La Cour de cassation vient de publier un arrêt s’ajoutant à ceux récemment prononcés concernant la prescription, la forclusion, la suspension et l’interruption.
Après avoir rappelé que :
- Pour être interruptive de prescription, une demande en justice doit être dirigée contre celui qu’on veut empêcher de prescrire (Cass., Civ. 3ème, 19 septembre 2019, n°18-15833).
- La suspension de la prescription résultant de la mise en œuvre d’une mesure d’instruction n’est pas applicable au délai de forclusion de la garantie décennale (Cass., Civ. 3ème, 19 septembre 2019, n°18-15833).
- L’assignation en référé aux fins d’extension n’a pas d’effet erga omnes. L’effet interruptif de l’action en justice ne vaut que pour son auteur. Le maître d’ouvrage ne doit donc pas compter sur l’assignation en extension d’expertise délivrée par l’assureur DO contre les constructeurs et leurs assureurs pour interrompre ses propres délais (en ce sens : C.Cass, Civ. 3ème, 21 mars 2019, pourvoi n°17-28021) ou encore par le constructeur contre son sous-traitant (Cass., Civ. 3ème, 29 Octobre 2015, pourvoi n° 14-24771).
- L’assignation délivrée contre un assureur en une qualité donnée ne vaut pas contre ce même assureur sous une autre qualité : assigner un assureur en qualité d’assureur DO ne vaut pas assignation (et donc interruption) en sa qualité d’assureur RCD (en ce sens : ( Cass., Civ. 3ème, 29 Mars 2018, pourvoi n° 17-15042)
- L’effet interruptif de l’assignation ne vaut que pour les seuls désordres qui y sont visés (C.Cass., Civ. 3ème, 19 septembre 2019, n°18-17138)
la Cour de cassation souligne la nécessité de faire preuve de rigueur dans le cadre de la demande d’expertise en référé et dans la computation des délais, sous le visa de l’article 2239 du Code civil (C.Cass., Civ. 3ème, 17 Octobre 2019, n° 18-19611 et 18-20550).
En l’espèce, sur le plan factuel, il convient de retenir que :
- le 6 décembre 2006, M. X… et la société Le Chêne ont conclu un contrat de construction d’une maison d’habitation
- en cours de chantier, avant réception, M. X…, ayant constaté de nombreuses malfaçons, a saisi le juge des référés qui, par ordonnance du 24 décembre 2009, a désigné un expert,
- L’Expert judiciaire a déposé son rapport le 15 décembre 2011
- par acte du 14 août 2012, M. X… a assigné la société Le Chêne en annulation du contrat, subsidiairement en résolution ou en réparation des désordres.

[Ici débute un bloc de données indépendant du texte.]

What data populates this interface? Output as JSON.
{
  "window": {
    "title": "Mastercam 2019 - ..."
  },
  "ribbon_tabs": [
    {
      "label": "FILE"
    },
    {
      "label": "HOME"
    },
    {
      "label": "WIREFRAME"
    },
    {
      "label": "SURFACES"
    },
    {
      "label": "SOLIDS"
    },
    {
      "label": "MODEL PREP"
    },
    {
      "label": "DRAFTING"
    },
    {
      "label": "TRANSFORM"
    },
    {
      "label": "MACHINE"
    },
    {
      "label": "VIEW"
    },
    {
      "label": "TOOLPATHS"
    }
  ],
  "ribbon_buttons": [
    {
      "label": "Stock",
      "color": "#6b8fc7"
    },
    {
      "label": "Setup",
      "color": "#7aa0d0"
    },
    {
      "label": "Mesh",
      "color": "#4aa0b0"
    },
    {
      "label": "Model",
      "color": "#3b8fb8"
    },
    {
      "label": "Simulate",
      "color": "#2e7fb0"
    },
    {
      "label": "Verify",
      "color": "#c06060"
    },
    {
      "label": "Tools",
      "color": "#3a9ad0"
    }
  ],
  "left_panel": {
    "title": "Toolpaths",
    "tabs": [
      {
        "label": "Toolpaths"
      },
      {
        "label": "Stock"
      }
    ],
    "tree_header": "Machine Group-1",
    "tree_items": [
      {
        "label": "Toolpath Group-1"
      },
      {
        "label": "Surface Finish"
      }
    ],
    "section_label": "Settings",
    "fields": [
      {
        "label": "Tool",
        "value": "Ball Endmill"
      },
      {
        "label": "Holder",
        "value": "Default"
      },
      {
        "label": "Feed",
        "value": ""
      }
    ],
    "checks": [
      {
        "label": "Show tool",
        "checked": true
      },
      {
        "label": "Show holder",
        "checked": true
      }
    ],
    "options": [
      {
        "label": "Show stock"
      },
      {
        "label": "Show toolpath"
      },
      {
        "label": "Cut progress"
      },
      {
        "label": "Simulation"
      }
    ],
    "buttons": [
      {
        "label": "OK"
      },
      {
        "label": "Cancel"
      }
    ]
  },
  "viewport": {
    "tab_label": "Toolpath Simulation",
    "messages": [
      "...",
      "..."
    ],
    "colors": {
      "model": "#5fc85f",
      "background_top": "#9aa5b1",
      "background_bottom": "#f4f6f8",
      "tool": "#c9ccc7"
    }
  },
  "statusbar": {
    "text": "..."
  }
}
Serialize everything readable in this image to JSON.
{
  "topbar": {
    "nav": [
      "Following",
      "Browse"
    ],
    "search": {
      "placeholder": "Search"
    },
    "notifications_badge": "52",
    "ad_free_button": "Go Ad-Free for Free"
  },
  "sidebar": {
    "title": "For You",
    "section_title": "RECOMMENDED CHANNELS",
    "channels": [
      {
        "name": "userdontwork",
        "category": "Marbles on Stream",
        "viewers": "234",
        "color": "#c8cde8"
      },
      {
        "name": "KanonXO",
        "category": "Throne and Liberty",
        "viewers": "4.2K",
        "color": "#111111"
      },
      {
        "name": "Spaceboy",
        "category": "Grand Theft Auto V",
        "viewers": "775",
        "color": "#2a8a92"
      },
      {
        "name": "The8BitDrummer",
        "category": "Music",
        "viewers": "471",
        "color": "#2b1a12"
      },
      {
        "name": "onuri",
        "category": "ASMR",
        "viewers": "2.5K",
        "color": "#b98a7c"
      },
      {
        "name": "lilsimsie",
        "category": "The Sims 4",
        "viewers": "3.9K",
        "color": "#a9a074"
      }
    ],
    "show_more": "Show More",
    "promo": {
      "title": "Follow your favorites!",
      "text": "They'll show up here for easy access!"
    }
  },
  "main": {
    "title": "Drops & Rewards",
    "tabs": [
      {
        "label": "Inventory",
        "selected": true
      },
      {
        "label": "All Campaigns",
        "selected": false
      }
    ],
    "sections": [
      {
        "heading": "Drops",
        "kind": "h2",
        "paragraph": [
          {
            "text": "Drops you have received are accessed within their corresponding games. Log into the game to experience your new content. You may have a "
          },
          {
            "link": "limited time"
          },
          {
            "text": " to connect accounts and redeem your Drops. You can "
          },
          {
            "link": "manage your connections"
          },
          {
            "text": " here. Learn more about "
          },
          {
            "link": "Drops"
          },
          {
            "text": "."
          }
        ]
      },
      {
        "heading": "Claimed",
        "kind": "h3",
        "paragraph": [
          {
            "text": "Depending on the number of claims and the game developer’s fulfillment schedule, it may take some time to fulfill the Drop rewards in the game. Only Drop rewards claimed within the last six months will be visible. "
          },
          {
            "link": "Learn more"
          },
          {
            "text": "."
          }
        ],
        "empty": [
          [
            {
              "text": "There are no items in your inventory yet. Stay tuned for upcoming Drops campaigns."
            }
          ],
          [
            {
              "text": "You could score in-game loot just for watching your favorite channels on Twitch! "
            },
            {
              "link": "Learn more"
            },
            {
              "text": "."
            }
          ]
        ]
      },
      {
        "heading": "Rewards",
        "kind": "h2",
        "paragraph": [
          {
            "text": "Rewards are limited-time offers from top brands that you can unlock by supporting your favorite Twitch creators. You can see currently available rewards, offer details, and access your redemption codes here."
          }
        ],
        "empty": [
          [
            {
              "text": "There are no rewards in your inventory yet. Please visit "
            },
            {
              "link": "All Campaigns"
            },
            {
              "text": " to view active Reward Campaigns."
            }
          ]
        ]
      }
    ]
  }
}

Si le moyen de la société Le Chêne n’est pas reproduit, il se déduit de l’arrêt que celle-ci a opposé la prescription de la demande en nullité du contrat.
La Cour d’appel de RENNES, par un arrêt en date du 17 Mai 2018, a rejeté ce moyen et a déclaré la demande en annulation recevable en estimant que :
- qu’il ne saurait être ajouté une condition à la suspension du délai de prescription, prévue par l’article 2239 du code civil
- que l’expertise sollicitée en référé est utile à l’appréciation de la demande en nullité du contrat, les conséquences de la nullité étant appréciées au regard de la gravité des désordres et non-conformités affectant la construction.
L’arrêt est censuré par la Cour de cassation sous le visa de l’article 2239 du Code civil, étant utilement rappelé que celui-ci énonce que :
« La prescription est également suspendue lorsque le juge fait droit à une demande de mesure d’instruction présentée avant tout procès.
Le délai de prescription recommence à courir, pour une durée qui ne peut être inférieure à six mois, à compter du jour où la mesure a été exécutée »
La Cour de cassation estime en effet que « la demande d’expertise en référé sur les causes et conséquences des désordres et malfaçons ne tendait pas au même but que la demande d’annulation du contrat de construction, de sorte que la mesure d’instruction ordonnée n’a pas suspendu la prescription de l’action en annulation du contrat« .
La position de la Cour de cassation s’avère rigoureuse.
En outre, il convient de s’interroger sur la pertinence d’une assignation en référé qui aurait pour but la demande d’annulation du contrat de construction. Il serait au contraire bien plus judicieux, et prudent, pour le maître d’ouvrage de surveiller ses délais, quitte à assigner au fond et solliciter un sursis à statuer, s’il entend obtenir l’annulation du contrat de construction.